Die Idee der Homöopathie widerspricht Naturgesetzen – und auch aus vielen Studien ist klar, dass hochverdünnte Globuli und andere homöopathische Mittel nicht besser sind als Scheinmedikamente. Sie werden trotzdem oftmals von Fachleuten empfohlen, die es eigentlich besser wissen sollten. Doch zumindest in der Ärzteschaft scheint sich das derzeit offenbar zu ändern.

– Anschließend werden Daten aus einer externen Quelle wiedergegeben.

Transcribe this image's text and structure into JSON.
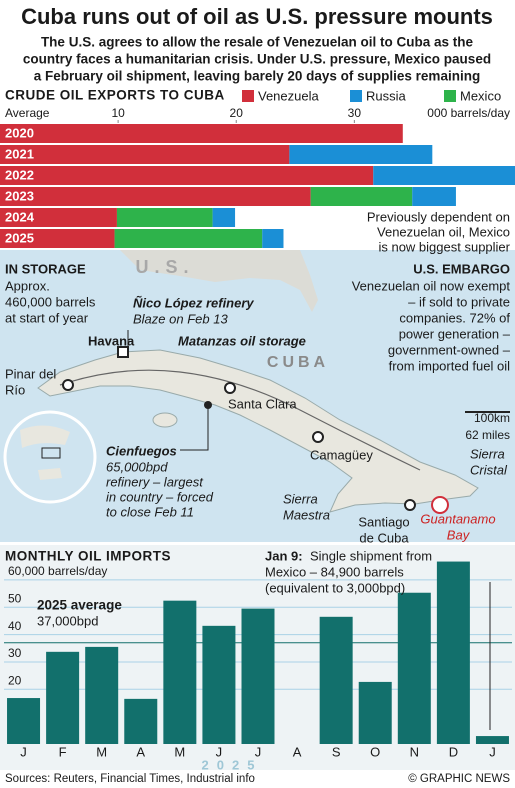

„Homöopathie weiterhin beliebt“, titelte die Pharmazeutische Zeitung im September – unter Bezug auf eine Forsa-Umfrage, die von der Pharmafirma Deutsche Homöopathie Union beauftragt worden war. Demnach hat gut jeder zweite Bundesbürger Erfahrungen mit der besonderen Therapierichtung gesammelt. Viele Apotheken bewerben Homöopathika in ihren Schaufenstern oder Regalen – lediglich zwei Apotheken in Deutschland haben sich zuletzt öffentlich dazu bekannt, Homöopathie nicht zu unterstützen, da die hochverdünnten Präparate nur auf der über 200 Jahre alten Theorie des Homöopathie-Erfinders Samuel Hahnemann basieren. Demnach sollen Globuli oder homöopathische Tropfen umso stärker wirken, je weniger Ausgangssubstanz sie enthalten – auf eine für Wissenschaftler völlig unplausible Weise. Es fehlt eine naturwissenschaftliche Theorie, die ihre angebliche Wirkung erklären könnte, und viele Studien haben gezeigt, dass die hochverdünnten Mittel nur genauso gut „wirken“ wie ein Placebo, also ein Scheinmedikament ohne Wirkstoff.

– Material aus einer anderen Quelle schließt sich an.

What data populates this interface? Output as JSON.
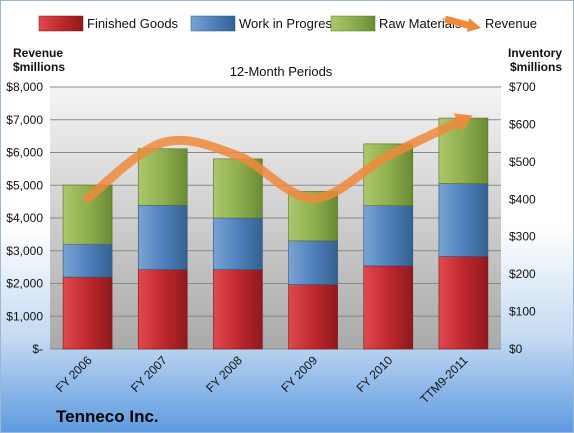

Trotzdem dürfen sie in Deutschland aufgrund von Sonderregeln als Arzneimittel verkauft und beworben werden: Durch Lobbyarbeit haben es Homöopathie-Unterstützer geschafft, dass das Arzneimittelgesetz für die Mittel stark vereinfachte Marktzulassungsregeln vorsieht. Demnach dürfen Homöopathika teils auch als wirksam dargestellt werden, obwohl dies weder nachgewiesen noch plausibel ist.
Wider besseres Wissen
Viele Apotheker:innen empfehlen trotzdem Globuli und Co., obwohl sie wie Ärzt:innen eine jahrelange naturwissenschaftliche Ausbildung absolvieren müssen. Das hat auch vor drei Jahren eine Erhebung von Forschern der Uni Erfurt ergeben: Sie haben in hundert Apotheken in Stuttgart, Erfurt, Leipzig und Frankfurt verdeckte Interviews geführt und nach einem Mittel für ein erkältetes Familienmitglied gefragt. In rund jeder siebten Apotheke wurden den Testkunden auch homöopathische Produkte aktiv empfohlen; in jeder zweiten der übrigen Apotheken wurden Homöopathika auf Nachfrage als mögliche Alternative dargestellt. Nur in fünf Apotheken wurden die Testkäufer darüber aufgeklärt, dass eine Wirkung der Homöopathie nicht nachgewiesen sei: Viermal so häufig wurde behauptet, dass ihre Wirkung eindeutig bewiesen sei.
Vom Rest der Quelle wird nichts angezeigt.